The band’s identity is built on balance: warm, emotional, with musicianship that supports rather than dominating. The vocal presence is incredible and definitely the protagonist in the project, but it never turns into performance-for-performance’s-sake. Everything around it, like guitars, keys, and rhythm section, feels like it’s listening as much as it’s playing.
This project holds the sound of a group briefly aligned on the same emotional frequency, capturing something complete before life inevitably moved them in different directions. Definitely worth a listen, probably more than once!
Great Adamz – “Shake”
Great Adamz drops an incredible track with Manuel Riva, ready to poison your ears with “Shake”. This isn’t “listen and reflect” music, it’s “your body already moved before your brain agreed” energy.
This song is built like a pressure cooker of rhythm: Afrohouse foundations, Latin-leaning spice, and that cool electronic polish Manuel Riva is known for. The beat doesn’t sit still for a second here.. it swells, dips, and keeps nudging you like, “go on then, move”. Great Adamz goes over it with that signature Afrobeats vocal bounce, simple hook, zero overthinking, maximum impact. “Shake” isn’t trying to be deep, it’s trying to be inevitable on a dancefloor.
The chemistry between these incredible artists is insane: Manuel Riva brings the glossy global club architecture, Great Adamz brings the street-level warmth and vocal charm. Together it feels less like a collaboration and more like two different weather systems colliding into one long and sweaty sunset.
There’s also a subtle emotional trick here too: under the rhythm and bounce, it’s pure release music. Not escape, but release. The kind of track that doesn’t ask questions, it just clears your head by force of groove.
This track will make you move, for real. Don’t come back to us saying we didn’t warn you!
Hanna Andréa – “Get Off Your Phone”
“GET OFF YOUR PHONE” comes here like a polite shove in the ribs from someone who cares about you a bit too much to stay quiet. It doesn’t rage against modern distraction so much as smirk at it, like it’s already seen you unlock your screen three times during the same conversation. Hanna Andréa is the protagonist behind this bright, late-90s guitar energy, bringing a pop sheen that feels almost suspiciously clean. The track weaponises nostalgia.. not as escapism, but as contrast. It keeps reminding you there was a version of life that didn’t need to be documented to be real.

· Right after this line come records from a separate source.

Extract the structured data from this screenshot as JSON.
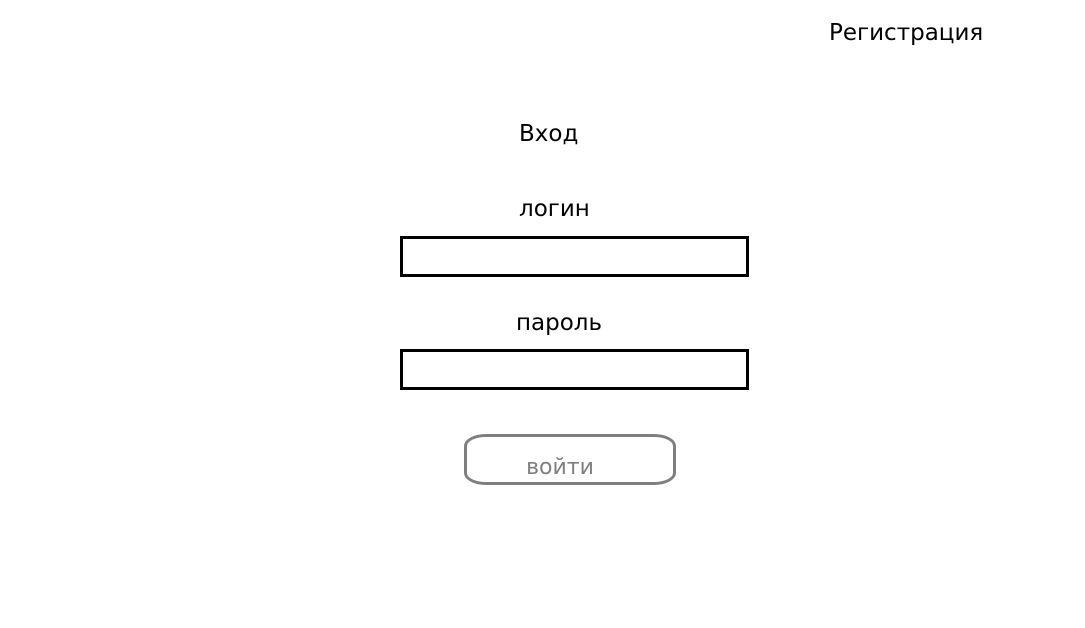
{
  "header": {
    "register_link": "Регистрация"
  },
  "form": {
    "title": "Вход",
    "login_label": "логин",
    "login_value": "",
    "password_label": "пароль",
    "password_value": "",
    "submit_label": "войти"
  },
  "colors": {
    "text": "#000000",
    "field_border": "#000000",
    "button_border": "#7f7f7f",
    "button_text": "#7f7f7f",
    "background": "#ffffff"
  }
}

This song refuses to sound preachy even while calling out a very specific modern awkwardness: the slow disappearance of attention. Andréa literally turns that tension into something almost playful, letting the melody bounce while the lyrics quietly nag in the background like a notification you can’t swipe away.
This track works well because it never overstates its point: it captures that very 2020s feeling of being “together but elsewhere”, and packages it into something you could blast in a car with the windows down while still thinking about your screen time report. Ironically, it’s a song about disconnect that’s built to be consumed in the most connected way possible.